Binary trees for example are given (a) by one base case, the tree consisting of one leaf node (no children), and (b) one step case declaring that if you have already constructed two binary trees then you can join their roots to a common root node (parent node) and obtain a new binary tree.
In order to show that every binary tree has some property using induction, you would have to follow the construction cases: (a) show that the one-node tree has the property; (b) assume that two already constructed trees have the property (this would be the induction hypothesis), and show that the new tree that you get by joining them via a common root node must also have the property. You can also do the "strong" (also called course-of-values) version (b'): assume that the two already constructed trees, as well as their own subtrees have the property, and then show that the new tree must also have it.
A conceptual subtlety here is that you perform the induction not on the nodes of the tree, but on the different possible ways these can be pieced together to form the tree (that is to say: on the structure of the tree); the different types of nodes, namely leaf nodes and root nodes, are just your induction pivots. To this point, notice that structural induction generalizes the usual induction on natural numbers: just think of the data type of unary trees labelled by the characters $0$, $S$, and defined by (a) $0$ is a unary tree, and (b) if $m$ is an already constructed unary tree, then $Sm$ is also a unary tree. Here, the zero symbol $0$ plays the role of the one-node base case, and the successor symbol $S$ the (joining) root node of the step case. Indeed, when we perform the usual induction we induct not on nodes (which could only mean node labels) $0$ and $S$, but on numbers $0$, $1$, $2$, ..., that is on "unary trees" $0$, $S0$, $SS0$, ..., where $0$ for zero and $S$ for the successor $+1$ serve as the induction pivots.
In the proof would I have to define what the < operator does for two nodes?
Well, the symbol "<" in this case would refer to the subtree relation, right?: $t<s$ would mean $t$ is a (proper) subtree of $s$. This has to be defined before you prove anything using it — in this case, you would want to use it if you performed strong induction. Note that definitions in inductively defined data types are wont to be recursive, to follow the inductive pattern as well: (a) define what the subtrees of the one-node tree are; (b) given the subtrees of two already constructed trees, define what the subtrees of the new tree are.

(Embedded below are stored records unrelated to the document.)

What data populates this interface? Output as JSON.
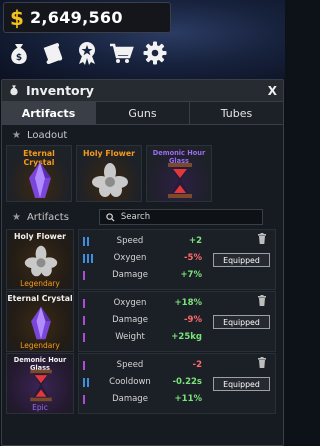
{
  "wallet": {
    "currency_symbol": "$",
    "amount": "2,649,560"
  },
  "nav_icons": [
    "money-bag-icon",
    "scroll-icon",
    "achievement-badge-icon",
    "shopping-cart-icon",
    "gear-icon"
  ],
  "panel": {
    "title": "Inventory",
    "close_label": "X"
  },
  "tabs": [
    {
      "label": "Artifacts",
      "active": true
    },
    {
      "label": "Guns",
      "active": false
    },
    {
      "label": "Tubes",
      "active": false
    }
  ],
  "loadout": {
    "label": "Loadout",
    "slots": [
      {
        "name": "Eternal Crystal",
        "color": "#f59a1d",
        "icon": "purple-crystal-icon"
      },
      {
        "name": "Holy Flower",
        "color": "#f59a1d",
        "icon": "silver-flower-icon"
      },
      {
        "name": "Demonic Hour Glass",
        "color": "#9b6cf0",
        "icon": "hourglass-icon"
      }
    ]
  },
  "artifacts": {
    "label": "Artifacts",
    "search_placeholder": "Search",
    "items": [
      {
        "name": "Holy Flower",
        "rarity": "Legendary",
        "rarity_color": "#f59a1d",
        "icon": "silver-flower-icon",
        "stats": [
          {
            "name": "Speed",
            "value": "+2",
            "value_color": "#7be37b",
            "bar_color": "#3f8ee0",
            "bars": 2
          },
          {
            "name": "Oxygen",
            "value": "-5%",
            "value_color": "#ff6b6b",
            "bar_color": "#3f8ee0",
            "bars": 3
          },
          {
            "name": "Damage",
            "value": "+7%",
            "value_color": "#7be37b",
            "bar_color": "#b04ad8",
            "bars": 1
          }
        ],
        "button": "Equipped"
      },
      {
        "name": "Eternal Crystal",
        "rarity": "Legendary",
        "rarity_color": "#f59a1d",
        "icon": "purple-crystal-icon",
        "stats": [
          {
            "name": "Oxygen",
            "value": "+18%",
            "value_color": "#7be37b",
            "bar_color": "#b04ad8",
            "bars": 1
          },
          {
            "name": "Damage",
            "value": "-9%",
            "value_color": "#ff6b6b",
            "bar_color": "#b04ad8",
            "bars": 1
          },
          {
            "name": "Weight",
            "value": "+25kg",
            "value_color": "#7be37b",
            "bar_color": "#b04ad8",
            "bars": 1
          }
        ],
        "button": "Equipped"
      },
      {
        "name": "Demonic Hour Glass",
        "rarity": "Epic",
        "rarity_color": "#9b6cf0",
        "icon": "hourglass-icon",
        "stats": [
          {
            "name": "Speed",
            "value": "-2",
            "value_color": "#ff6b6b",
            "bar_color": "#b04ad8",
            "bars": 1
          },
          {
            "name": "Cooldown",
            "value": "-0.22s",
            "value_color": "#7be37b",
            "bar_color": "#3f8ee0",
            "bars": 2
          },
          {
            "name": "Damage",
            "value": "+11%",
            "value_color": "#7be37b",
            "bar_color": "#b04ad8",
            "bars": 1
          }
        ],
        "button": "Equipped"
      }
    ]
  }
}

Induction, and strong induction, are used to prove statements that are indexed by the natural numbers $\mathbb{N}=\{1,2,3,\ldots\}$. $k$ and $n$ need to be natural numbers, with a minimum value ($0$ or $1$ are the usual choices). The statements need not be natural numbers, for example, the first statement $p(1)$ could be that "node number 1 satisfies property x" and the second statement $p(2)$ could be that "nodes number 1 and 2 satisfy property x" etc.